スノークローク大氷壁の円庭で、僕の身体はカチコチに凍りついていた。四肢がピクリとも動かない。
思えば道中、上手く行きすぎていた。一度も道に迷わなかったし、巨大なイエティにだって果敢に挑んでうち倒した。猛吹雪で体の節々が痛んだけど、痩せ我慢をしながらパーティの先頭を歩いた。
そしてーー

ーー僕は氷漬けになっている。

フェンリルというらしい、クジラくらいある狼が一鳴きすると、身を斬るような冷気が僕の身体を包み込んだ。きっと上手く躱せる方法があったのだろう。それなのに僕は、天井から降ってきた家の柱より太い氷柱が、あらぬ方向にすっ飛んでいったから、そっちに気を取られていたのだ。
見ればパーティのみんなは一本だけ残った氷柱に隠れて、やり過ごしているようだった。
(この氷が溶けたら、次は僕も…)
そんなことを考えていたら、フェンリルが僕に飛びかかってきた。体重推定、何トンという化け物狼に前足で押さえつけられると、僕の固まった腕が片方ポッキリと折れてしまった。そのままフェンリルは僕を齧った。ショートソードくらいある、鋭い牙が身体を貫通した。焼けた鉄の棒で身体の中を掻き回されているようだ。
「ーーーーーーーーーーーーーーッ!!」
自分が叫んでいるのか、いないのかもよくわからない。ヒーラーさんが必死に、僕に回復の魔法をかけてくれている。その為なのか、死ぬほど痛いのと、尋常じゃなく痛いのが交互にやってくる。

ーープツン

唐突に僕の意識が途切れた。なんて形容するのかわからないけど、たぶん死という概念が一番近い気がする。
けれど、この世界ではダンジョンで死んでしまってもやり直しがきくのだ。僕は神様みたいに俯瞰した視点からパーティのみんなの戦いを見守った。みるみるうちにフェンリルが弱っていく。僕はキンキンに冷えた床で、馬車に轢かれたカエルみたいな姿で、蘇生されるのを待った。
(次は、あの氷柱に隠れてやり過ごす。狼が鳴く前に柱に隠れて……)
僕は呪文みたいに心の中で繰り返しつぶやいた。
でも、試す機会はなかった。
パーティのみんなはそのままフェンリルを倒しきってしまった。今までに何体のフェンリルを狩ってきたのだろう。 
「ありがとう。楽しかったです」
「おつかれさまでした」
「お疲れ様でした。良い旅を」
僕が息を吹き返す頃には、パーティのみんなは言葉を残して颯爽と去っていた。
「お世話になりました。ありがとうございます」
僕の声が誰もいない空間に虚しく響いた。 
たぶん、パーティのみんなは怒ってはいないと思う。呆れたりもしていないと思う。ただ面倒な荷物を抱えて、何百、何千と繰り返してきたダンジョンに行って、帰っていく。それだけのことなのだから。大多数の人は、もう二度と会わない相手にその都度、感情を向けたりしてはくれないだろう。
だから、この迷惑をかけて申し訳ないという気持ちは、ただの驕りなんだ。

でも、それでも何とかしなくてはいけない。向いているとか向いていないとかではなく、最低限やれることはやらないといけない。本当のパーティではないのかもしれないけど、それでも…一緒に冒険をしてもらっているんだから。

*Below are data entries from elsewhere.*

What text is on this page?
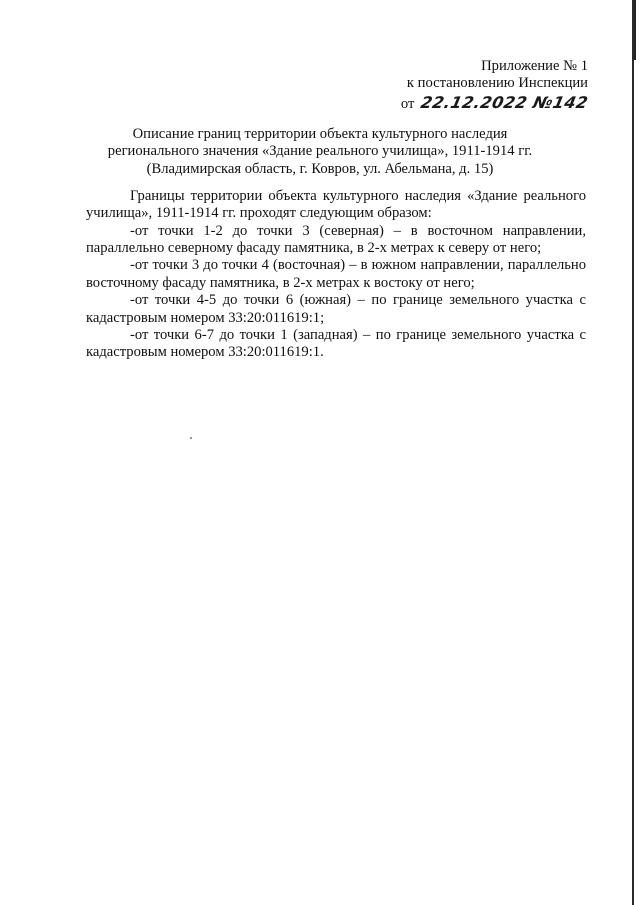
Приложение № 1
к постановлению Инспекции
от 22.12.2022 №142
Описание границ территории объекта культурного наследия
регионального значения «Здание реального училища», 1911-1914 гг.
(Владимирская область, г. Ковров, ул. Абельмана, д. 15)

Границы территории объекта культурного наследия «Здание реального училища», 1911-1914 гг. проходят следующим образом:

-от точки 1-2 до точки 3 (северная) – в восточном направлении, параллельно северному фасаду памятника, в 2-х метрах к северу от него;

-от точки 3 до точки 4 (восточная) – в южном направлении, параллельно восточному фасаду памятника, в 2-х метрах к востоку от него;

-от точки 4-5 до точки 6 (южная) – по границе земельного участка с кадастровым номером 33:20:011619:1;

-от точки 6-7 до точки 1 (западная) – по границе земельного участка с кадастровым номером 33:20:011619:1.
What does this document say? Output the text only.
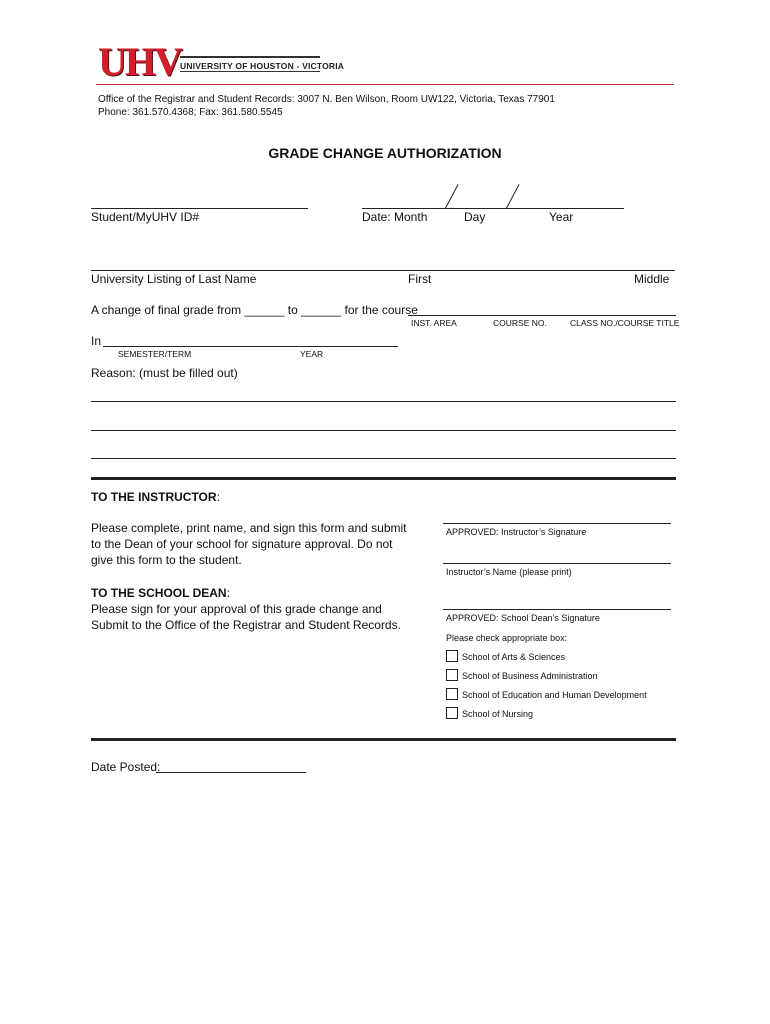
UHV UNIVERSITY OF HOUSTON - VICTORIA
Office of the Registrar and Student Records: 3007 N. Ben Wilson, Room UW122, Victoria, Texas 77901
Phone: 361.570.4368; Fax: 361.580.5545
GRADE CHANGE AUTHORIZATION
Student/MyUHV ID#	Date: Month	Day	Year
University Listing of Last Name	First	Middle
A change of final grade from ______ to ______ for the course
INST. AREA	COURSE NO.	CLASS NO./COURSE TITLE
In
SEMESTER/TERM	YEAR
Reason: (must be filled out)
TO THE INSTRUCTOR:
Please complete, print name, and sign this form and submit
to the Dean of your school for signature approval. Do not
give this form to the student.
APPROVED: Instructor’s Signature
Instructor’s Name (please print)
TO THE SCHOOL DEAN:
Please sign for your approval of this grade change and
Submit to the Office of the Registrar and Student Records.	APPROVED: School Dean’s Signature
Please check appropriate box:
School of Arts & Sciences
School of Business Administration
School of Education and Human Development
School of Nursing
Date Posted:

僕はダンジョンを出ると、ボロ雑巾のような状態のまま街の図書館に行った。鉄は熱いうちに叩けと言う。この気持ちが冷めてしまう前に行動を起こさないと、僕はずっと今のままだ。
(スノークローク…スノークローク…)
目的の一冊を見つけると、僕は席についた。向かいの席に座っている竜騎士と思しき冒険者が、僕に負けず劣らず深刻そうな表情で本を読んでいた。彼も壁にぶつかって、行き詰まっているのだろうか。
僕は少しカビ臭くなっている本を開いた。
ララフェルの挿絵が入ったその本にはーー
1.吹雪は痩せ我慢せず、当たらないところに移動する
2.イエティには雪玉をぶつける
3.フェンリルが鳴く時は氷柱の陰に隠れる、そうしないと氷漬けになる
ーー僕の知りたかったことが全部載っていた。
(……なんだ簡単じゃないか。僕は知らなかっただけだ。これで大丈夫……)

僕の心に平穏が訪れた。と同時に、さっきまでの熱が急速に冷めていった。
(明日になったら、スノークロークにもう一度行ってみようか……でも、頭で考えるのと実際にやるのとでは大違いだろうし……もっと簡単なダンジョンに行って、慣れてからでもいいかな……)
僕は本を閉じると、重い足取りで元の書架に返しに行った。今日は何だか疲れてしまった。家に帰って眠ってしまおう。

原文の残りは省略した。